Her mit dem Popcorn! Die britische Politik gleicht derzeit einer Mischung aus «House of Cards» und «Game of ­Thrones». Wie diese beiden beliebten TV-Serien ist sie derzeit voller Intrigen, Lügen, Rache und unerwarteter Wendungen. 

Nach dem Brexit zerfleischt sich das politische Establishment. Erst trat Premierminister Cameron zurück. Dann implodierte die Oppositionspartei Labour: 172 von 229 Abgeordneten entzogen ihrem Vorsitzenden Jeremy Corbyn das Vertrauen. Gleichzeitig begann bei Camerons Konservativen das Gerangel um das Amt des Premiers. Bis gestern Mittag mussten die Kandidaten ihre Bewerbung bei der Partei einreichen. 

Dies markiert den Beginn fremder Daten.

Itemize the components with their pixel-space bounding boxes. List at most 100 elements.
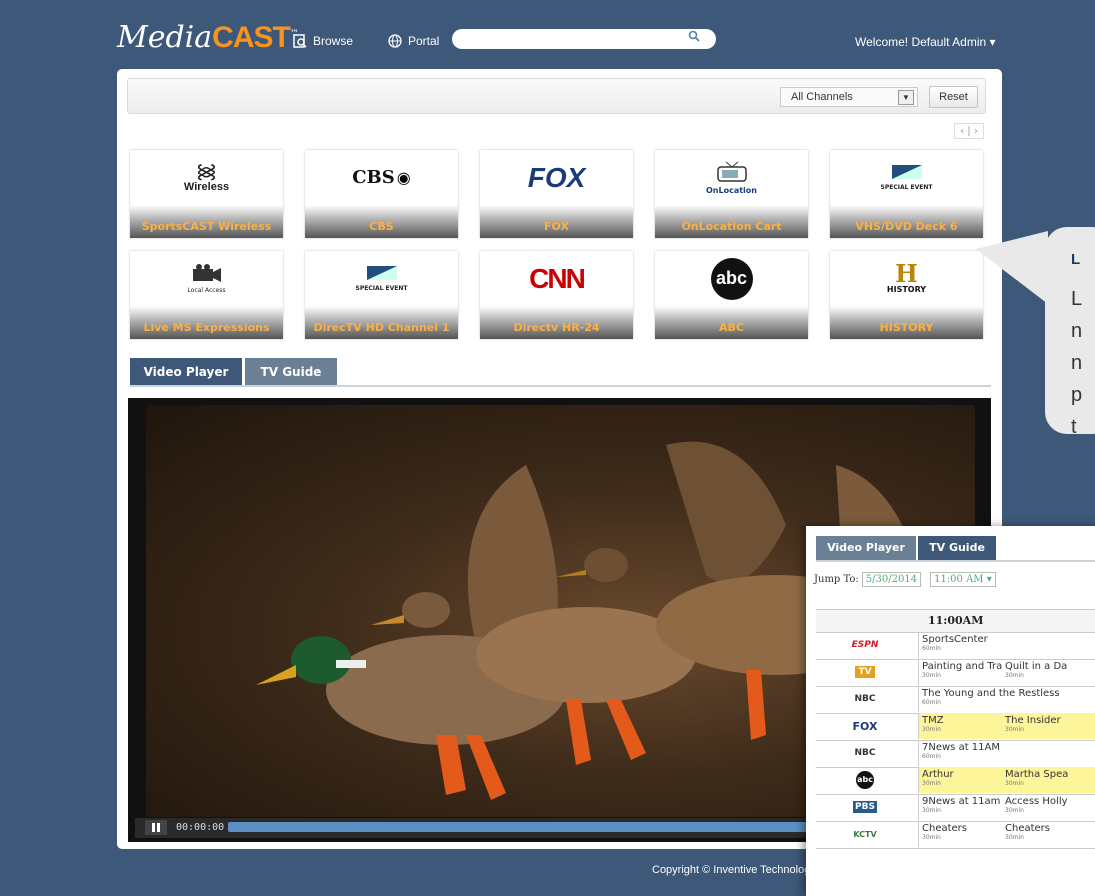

Den neuen Partei- und damit Regierungschef bestimmen die rund 150'000 konservativen Parteimitglieder. Als Anwärter gesetzt galt eigentlich die Galionsfigur der Brexit-Kampagne: der ehemalige Londoner Bürgermeister Boris Johnson. Was für eine Überraschung darum, als er gestern Mittag vor die Presse trat: Boris nimmt den Exit! 

Er sei nicht derjenige, der das Land nach dem EU-Referendum führen sollte, sagte er. Nach Beratungen mit Kollegen und angesichts der Verhältnisse im Parlament sei er zum Schluss gekommen, dass er «nicht die richtige Person» dafür sei.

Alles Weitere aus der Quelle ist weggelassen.